Hiram führte den Grafen durch die nur mäßig beleuchtete Halle über eine Treppe nach oben und öffnete eine Tür. Das Zimmer, das sie betraten, duftete nach trockenem Holz, Kerzen und Rosmarin und so benebelt der junge Adlige auch war, er kannte diesen Duft.
»Das ist Euer Gemach, Lord«, murmelte er.
»Das stimmt. Ich wollte, dass Ihr Euch einen Moment hinlegen könnt, bis ein Raum für Euch bereit ist.« Der blonde Engländer lächelte, was der Graf in der Dunkelheit kaum sehen konnte. Er blinzelte, als Hiram einen Kerzenleuchter entzündete und die weiche Helligkeit über das Mobiliar glitt.
Mit zunehmender Wärme in seiner Brust, die nicht unbedingt etwas mit dem Wein zu tun hatte, bemerkte Viktor, dass die Bettdecke zurückgeschlagen war und die Laken darunter rein, weiß und einladend aussahen.
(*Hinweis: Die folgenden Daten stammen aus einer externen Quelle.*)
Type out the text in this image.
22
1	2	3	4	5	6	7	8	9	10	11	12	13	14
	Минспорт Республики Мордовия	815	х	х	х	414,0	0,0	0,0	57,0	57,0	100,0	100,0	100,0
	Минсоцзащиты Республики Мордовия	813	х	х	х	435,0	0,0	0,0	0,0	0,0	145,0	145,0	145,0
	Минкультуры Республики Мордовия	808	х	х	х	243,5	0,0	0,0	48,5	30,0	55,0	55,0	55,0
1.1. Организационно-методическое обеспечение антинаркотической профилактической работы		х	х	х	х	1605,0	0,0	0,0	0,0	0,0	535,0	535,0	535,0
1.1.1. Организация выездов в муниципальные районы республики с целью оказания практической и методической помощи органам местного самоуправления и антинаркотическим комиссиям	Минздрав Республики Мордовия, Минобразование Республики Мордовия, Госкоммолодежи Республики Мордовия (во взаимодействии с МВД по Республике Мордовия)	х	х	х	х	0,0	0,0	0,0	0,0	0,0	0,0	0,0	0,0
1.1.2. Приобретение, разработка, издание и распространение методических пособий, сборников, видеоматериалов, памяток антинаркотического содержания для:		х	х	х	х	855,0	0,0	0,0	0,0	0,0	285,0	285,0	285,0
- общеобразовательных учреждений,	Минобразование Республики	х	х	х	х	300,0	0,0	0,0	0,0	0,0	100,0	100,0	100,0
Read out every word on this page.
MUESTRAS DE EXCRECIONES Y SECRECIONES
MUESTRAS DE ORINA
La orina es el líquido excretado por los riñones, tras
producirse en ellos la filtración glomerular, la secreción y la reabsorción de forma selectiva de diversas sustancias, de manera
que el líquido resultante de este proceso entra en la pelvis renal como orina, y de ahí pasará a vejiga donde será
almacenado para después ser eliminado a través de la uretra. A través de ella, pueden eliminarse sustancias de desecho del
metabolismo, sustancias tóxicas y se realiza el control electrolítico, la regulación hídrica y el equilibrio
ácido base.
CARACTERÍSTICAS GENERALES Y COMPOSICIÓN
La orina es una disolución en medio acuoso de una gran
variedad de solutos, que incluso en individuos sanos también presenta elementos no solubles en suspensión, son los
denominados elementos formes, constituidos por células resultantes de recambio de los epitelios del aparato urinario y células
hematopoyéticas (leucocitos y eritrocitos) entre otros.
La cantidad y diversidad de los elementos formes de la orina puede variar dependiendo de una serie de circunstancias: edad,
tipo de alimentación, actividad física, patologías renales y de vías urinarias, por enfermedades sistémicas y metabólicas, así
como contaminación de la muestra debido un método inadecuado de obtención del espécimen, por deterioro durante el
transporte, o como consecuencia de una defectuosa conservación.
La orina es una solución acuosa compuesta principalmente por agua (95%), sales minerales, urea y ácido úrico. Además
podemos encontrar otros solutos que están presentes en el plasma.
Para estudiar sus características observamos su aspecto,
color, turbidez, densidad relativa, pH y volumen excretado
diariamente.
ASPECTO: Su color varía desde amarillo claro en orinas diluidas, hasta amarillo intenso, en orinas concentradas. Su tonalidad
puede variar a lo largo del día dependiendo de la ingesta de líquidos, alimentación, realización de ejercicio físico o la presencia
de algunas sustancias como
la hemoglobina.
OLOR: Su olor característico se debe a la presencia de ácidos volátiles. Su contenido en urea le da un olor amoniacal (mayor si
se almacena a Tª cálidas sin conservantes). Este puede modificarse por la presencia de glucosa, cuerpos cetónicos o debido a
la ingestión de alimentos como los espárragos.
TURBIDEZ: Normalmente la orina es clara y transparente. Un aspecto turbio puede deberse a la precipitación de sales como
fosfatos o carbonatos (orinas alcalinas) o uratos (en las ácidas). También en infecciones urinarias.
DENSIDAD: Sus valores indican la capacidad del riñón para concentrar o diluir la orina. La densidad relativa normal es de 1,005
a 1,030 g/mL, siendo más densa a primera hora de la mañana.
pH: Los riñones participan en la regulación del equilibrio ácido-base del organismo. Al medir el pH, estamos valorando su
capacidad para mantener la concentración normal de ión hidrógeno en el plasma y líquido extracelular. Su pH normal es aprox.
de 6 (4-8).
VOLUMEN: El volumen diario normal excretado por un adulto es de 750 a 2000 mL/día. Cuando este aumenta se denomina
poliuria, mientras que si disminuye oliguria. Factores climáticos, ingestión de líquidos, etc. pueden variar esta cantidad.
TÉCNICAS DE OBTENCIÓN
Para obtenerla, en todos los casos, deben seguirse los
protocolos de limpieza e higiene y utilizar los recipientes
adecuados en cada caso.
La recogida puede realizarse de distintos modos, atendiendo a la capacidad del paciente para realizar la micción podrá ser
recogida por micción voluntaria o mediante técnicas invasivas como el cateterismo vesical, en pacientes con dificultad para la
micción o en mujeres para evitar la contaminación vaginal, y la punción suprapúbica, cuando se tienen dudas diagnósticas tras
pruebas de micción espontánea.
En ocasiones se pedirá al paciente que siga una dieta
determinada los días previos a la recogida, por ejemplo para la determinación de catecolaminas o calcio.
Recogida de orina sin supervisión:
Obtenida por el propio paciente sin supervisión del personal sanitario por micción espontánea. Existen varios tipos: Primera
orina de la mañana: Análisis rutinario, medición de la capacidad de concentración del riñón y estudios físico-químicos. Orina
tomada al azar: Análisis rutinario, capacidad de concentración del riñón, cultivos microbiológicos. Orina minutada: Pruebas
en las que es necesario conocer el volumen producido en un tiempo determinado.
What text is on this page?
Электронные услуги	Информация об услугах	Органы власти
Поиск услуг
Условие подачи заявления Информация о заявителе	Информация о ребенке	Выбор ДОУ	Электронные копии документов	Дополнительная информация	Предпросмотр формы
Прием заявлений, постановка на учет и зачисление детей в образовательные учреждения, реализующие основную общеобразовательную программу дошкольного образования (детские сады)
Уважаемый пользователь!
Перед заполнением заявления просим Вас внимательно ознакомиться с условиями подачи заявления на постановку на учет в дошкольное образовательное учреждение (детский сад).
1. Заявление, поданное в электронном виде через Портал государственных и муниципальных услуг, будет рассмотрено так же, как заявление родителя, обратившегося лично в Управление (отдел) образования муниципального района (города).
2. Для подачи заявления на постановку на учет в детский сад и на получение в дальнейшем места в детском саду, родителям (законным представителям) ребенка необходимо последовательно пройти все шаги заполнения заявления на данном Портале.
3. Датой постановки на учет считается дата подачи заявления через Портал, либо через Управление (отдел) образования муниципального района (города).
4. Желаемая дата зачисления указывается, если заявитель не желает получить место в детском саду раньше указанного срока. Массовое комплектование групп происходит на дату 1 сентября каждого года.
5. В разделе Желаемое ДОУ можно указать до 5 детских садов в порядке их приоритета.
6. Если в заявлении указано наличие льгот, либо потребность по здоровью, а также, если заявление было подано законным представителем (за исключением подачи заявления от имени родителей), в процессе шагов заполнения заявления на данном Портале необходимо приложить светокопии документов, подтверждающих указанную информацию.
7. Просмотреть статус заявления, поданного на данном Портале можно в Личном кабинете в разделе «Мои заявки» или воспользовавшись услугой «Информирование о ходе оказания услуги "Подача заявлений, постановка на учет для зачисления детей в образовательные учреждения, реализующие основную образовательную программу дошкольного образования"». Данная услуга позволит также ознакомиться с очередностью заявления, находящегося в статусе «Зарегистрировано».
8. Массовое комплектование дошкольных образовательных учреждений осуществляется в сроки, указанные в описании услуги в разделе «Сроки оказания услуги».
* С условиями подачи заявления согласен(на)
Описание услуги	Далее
»Bitte, Graf. Setzt Euch. Nur keine falsche Scheu. Ich werde erst einmal ein Feuer entzünden, es ist doch ziemlich kühl hier drin.«
»Ich würde es vorziehen, ein eigenes Gemach zu haben«, nuschelte der Adlige mit weinschwerer Zunge und rasendem Herzen.
Sandringham, der die Glut im Kamin wieder entfacht und mit einigen Holzscheiten gefüttert hatte, erhob sich schmunzelnd, schloss im Vorbeigehen die Tür des Zimmers und schob dann den Grafen mit sanfter Gewalt auf das Bett zu.
»Viktor«, sprach er leise und vertraulich, »Ihr müsst mich für einen wirklich unehrenhaften Schweinehund halten. Ich will Euch nichts antun, ich denke an Euren Kopf.«
»Und ich begrüße es nicht sehr, wie ein Weib oder ein verweichlichter Schwächling behandelt zu werden, Lord Sandringham.« Der Graf knurrte, gab aber dem leichten Druck auf seinen Schultern nach und ließ sich auf der Bettkante nieder.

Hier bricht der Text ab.